Cette réponse de l'ancien président de la République à la main tendue du chef de l'Etat, qui a dit dimanche soir vouloir réunir "tous ceux qui veulent travailler pour la France", n'est en revanche pas du goût de tous les élus de droite.

"Il dit qu'il veut une grande recomposition.

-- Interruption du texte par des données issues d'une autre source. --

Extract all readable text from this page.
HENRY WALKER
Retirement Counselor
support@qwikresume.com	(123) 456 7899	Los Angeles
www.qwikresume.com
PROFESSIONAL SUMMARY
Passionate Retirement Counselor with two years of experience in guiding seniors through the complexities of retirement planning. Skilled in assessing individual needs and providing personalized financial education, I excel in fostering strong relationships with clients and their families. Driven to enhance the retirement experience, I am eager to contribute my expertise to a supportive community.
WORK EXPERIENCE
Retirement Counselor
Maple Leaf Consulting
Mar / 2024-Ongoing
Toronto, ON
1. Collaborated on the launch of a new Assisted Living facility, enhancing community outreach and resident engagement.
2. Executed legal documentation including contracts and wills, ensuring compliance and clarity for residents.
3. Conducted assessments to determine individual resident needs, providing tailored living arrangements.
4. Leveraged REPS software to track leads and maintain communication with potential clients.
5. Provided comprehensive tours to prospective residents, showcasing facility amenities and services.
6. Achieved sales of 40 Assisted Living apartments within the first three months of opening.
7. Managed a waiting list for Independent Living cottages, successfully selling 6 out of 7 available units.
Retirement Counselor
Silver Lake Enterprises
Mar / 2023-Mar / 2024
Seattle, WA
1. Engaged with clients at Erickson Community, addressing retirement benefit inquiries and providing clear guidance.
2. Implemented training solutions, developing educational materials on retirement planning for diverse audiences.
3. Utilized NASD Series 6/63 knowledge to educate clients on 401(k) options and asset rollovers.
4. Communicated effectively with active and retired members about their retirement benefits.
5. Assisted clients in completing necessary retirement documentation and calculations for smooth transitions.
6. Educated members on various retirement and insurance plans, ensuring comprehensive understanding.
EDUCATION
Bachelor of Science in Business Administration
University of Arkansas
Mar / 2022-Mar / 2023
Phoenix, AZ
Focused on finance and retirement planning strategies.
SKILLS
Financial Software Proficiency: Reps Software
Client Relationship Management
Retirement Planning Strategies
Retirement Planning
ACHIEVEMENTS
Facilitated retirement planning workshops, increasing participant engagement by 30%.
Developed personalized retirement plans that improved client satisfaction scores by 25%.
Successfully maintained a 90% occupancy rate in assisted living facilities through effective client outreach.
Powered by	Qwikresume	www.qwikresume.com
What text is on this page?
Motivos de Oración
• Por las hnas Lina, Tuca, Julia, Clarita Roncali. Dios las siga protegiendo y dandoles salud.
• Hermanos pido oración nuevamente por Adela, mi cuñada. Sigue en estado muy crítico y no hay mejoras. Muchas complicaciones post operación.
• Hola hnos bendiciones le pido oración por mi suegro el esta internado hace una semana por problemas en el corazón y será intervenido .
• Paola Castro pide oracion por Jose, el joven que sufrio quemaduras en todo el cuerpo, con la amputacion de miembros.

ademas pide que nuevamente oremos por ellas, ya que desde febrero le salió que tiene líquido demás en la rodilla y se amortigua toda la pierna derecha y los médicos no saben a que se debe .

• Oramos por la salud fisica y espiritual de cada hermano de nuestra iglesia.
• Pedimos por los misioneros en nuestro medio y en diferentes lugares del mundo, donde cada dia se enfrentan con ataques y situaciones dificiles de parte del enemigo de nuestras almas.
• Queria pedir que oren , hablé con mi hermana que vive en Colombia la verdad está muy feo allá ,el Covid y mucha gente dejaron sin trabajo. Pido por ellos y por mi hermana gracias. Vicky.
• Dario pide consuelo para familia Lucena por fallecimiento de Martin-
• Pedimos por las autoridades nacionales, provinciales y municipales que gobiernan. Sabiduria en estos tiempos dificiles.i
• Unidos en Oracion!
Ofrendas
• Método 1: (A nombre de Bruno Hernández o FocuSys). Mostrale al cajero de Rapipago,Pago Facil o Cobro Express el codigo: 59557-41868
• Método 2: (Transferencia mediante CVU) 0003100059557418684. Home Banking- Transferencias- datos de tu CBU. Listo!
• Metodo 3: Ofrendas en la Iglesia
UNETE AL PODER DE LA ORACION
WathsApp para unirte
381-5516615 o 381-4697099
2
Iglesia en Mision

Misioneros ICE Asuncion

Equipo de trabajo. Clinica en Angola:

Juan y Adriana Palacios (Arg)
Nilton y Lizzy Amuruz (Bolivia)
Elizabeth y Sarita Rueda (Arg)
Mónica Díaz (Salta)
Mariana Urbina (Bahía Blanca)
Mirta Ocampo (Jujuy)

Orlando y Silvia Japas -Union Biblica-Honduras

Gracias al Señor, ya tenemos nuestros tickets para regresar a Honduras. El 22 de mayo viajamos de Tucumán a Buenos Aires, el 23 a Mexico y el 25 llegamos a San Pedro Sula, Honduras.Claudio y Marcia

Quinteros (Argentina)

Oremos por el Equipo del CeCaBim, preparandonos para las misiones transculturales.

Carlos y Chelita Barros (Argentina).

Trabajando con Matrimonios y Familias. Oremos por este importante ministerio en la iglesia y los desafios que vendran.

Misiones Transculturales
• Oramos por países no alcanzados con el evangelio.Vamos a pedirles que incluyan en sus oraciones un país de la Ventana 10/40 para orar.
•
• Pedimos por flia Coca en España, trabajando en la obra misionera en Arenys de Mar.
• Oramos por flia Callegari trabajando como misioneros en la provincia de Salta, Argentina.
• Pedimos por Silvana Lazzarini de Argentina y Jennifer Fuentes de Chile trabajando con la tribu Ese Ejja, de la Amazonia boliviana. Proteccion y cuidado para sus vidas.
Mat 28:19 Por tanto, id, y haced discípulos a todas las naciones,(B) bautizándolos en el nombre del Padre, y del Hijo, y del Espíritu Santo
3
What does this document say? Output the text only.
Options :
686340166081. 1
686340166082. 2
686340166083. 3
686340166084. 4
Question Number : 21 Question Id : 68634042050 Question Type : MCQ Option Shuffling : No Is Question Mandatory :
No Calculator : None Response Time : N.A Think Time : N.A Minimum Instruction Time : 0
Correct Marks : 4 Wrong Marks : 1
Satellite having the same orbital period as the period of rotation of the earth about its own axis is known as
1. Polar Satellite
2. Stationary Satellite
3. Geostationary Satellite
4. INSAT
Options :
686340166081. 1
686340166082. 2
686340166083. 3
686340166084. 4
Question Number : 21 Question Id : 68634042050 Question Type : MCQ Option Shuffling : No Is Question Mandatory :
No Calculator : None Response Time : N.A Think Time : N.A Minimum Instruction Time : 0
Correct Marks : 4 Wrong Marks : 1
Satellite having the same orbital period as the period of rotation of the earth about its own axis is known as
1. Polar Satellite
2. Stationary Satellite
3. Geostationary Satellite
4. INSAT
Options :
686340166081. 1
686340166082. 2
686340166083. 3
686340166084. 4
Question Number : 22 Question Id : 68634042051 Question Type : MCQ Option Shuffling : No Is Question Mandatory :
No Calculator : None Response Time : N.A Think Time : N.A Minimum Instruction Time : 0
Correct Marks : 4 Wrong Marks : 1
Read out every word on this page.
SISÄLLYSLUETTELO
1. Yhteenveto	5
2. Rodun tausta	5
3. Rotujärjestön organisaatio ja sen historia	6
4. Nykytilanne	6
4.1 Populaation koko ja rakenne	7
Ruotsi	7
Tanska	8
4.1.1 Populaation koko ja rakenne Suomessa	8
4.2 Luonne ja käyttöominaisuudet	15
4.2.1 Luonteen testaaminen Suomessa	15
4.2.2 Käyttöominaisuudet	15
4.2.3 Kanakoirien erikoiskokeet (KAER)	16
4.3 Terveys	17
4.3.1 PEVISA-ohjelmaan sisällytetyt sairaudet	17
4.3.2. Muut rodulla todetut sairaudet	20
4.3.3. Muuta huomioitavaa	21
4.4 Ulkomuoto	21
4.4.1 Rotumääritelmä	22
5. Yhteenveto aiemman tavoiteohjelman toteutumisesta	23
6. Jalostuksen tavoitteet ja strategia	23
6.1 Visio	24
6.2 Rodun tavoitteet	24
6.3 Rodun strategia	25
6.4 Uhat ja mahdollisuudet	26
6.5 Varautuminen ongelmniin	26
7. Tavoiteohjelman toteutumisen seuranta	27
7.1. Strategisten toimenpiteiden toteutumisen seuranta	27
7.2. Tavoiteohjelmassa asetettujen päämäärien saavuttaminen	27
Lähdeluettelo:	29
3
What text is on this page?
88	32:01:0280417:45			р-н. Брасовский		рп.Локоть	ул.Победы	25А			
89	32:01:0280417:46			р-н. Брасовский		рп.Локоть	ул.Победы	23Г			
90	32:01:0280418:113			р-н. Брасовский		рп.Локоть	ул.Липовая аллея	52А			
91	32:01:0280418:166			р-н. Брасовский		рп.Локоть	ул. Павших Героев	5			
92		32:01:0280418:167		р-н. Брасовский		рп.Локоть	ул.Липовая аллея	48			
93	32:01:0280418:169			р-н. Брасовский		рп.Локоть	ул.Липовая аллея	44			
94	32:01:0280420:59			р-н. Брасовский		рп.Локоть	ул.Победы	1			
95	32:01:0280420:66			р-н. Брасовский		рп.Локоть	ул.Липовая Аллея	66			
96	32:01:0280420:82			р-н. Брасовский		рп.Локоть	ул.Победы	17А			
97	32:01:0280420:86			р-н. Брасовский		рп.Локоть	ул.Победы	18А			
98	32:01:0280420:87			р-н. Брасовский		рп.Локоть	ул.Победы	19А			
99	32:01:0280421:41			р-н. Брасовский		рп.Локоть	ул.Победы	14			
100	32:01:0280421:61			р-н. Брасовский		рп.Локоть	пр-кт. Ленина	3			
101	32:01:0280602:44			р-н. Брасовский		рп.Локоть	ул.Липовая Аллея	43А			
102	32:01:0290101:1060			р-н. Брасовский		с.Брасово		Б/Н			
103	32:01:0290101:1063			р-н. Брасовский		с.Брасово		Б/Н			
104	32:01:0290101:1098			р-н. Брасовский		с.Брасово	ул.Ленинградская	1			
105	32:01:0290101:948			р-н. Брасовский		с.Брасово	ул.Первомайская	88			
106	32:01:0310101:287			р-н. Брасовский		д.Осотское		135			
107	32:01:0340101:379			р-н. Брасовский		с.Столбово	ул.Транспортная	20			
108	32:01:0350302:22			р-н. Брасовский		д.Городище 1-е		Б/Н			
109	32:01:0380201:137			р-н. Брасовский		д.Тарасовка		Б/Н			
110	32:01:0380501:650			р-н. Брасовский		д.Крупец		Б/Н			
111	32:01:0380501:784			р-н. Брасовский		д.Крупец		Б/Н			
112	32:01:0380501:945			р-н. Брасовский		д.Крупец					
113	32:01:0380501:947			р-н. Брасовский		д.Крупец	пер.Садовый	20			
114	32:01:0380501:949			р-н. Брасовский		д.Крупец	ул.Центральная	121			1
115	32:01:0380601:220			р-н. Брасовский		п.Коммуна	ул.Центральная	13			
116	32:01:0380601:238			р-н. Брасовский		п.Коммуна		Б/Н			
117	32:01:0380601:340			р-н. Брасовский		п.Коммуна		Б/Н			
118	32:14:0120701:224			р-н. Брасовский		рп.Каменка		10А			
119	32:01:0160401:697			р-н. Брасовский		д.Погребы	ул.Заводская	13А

La réponse est non", a rétorqué sur BFM TV le député LR Julien Aubert, qui a dit qu'il ne choisirait pas entre Emmanuel Macron et Marine Le Pen, rompant avec la ligne politique définie par son parti.

LE RN DÉNONCE UNE "MANOEUVRE" SUR LES RETRAITES

Le soutien de Nicolas Sarkozy pourrait aussi être délicat à gérer pour le chef de l'Etat sortant au moment où il cherche à convaincre les électeurs de Jean-Luc Mélenchon de voter pour lui, ou à tout le moins de ne pas donner "une seule voix" à Marine Le Pen, comme le dirigeant Insoumis le leur a demandé dimanche soir.

Face à cette tentative de reconstitution d'un "front républicain" - l'ancien Premier ministre socialiste Lionel Jospin a aussi annoncé mardi qu'il ferait barrage à l'extrême droite -, Marine Le Pen a accusé mardi Jean-Luc Mélenchon de "trahison" envers les classes populaires.

Invitée sur France Inter, la candidate du RN a aussi ironisé sur ce qu'elle a présenté comme une "manoeuvre" d'Emmanuel Macron sur la réforme des retraites, destinée selon elle à "tenter de récupérer ou en tout cas d'atténuer l'opposition des électeurs de gauche".

"Il n'y a rien à attendre d'Emmanuel Macron dans ce domaine, il ira jusqu'au bout de cette obsession car en réalité la retraite à 65 ans c'est son obsession", a-t-elle assuré.

"Emmanuel Macron a passé son temps à être méprisant et il veut nous faire croire maintenant qu'il est à l'écoute", a raillé de son côté Louis Aliot, maire RN de Perpignan et ancien compagnon de Marine Le Pen.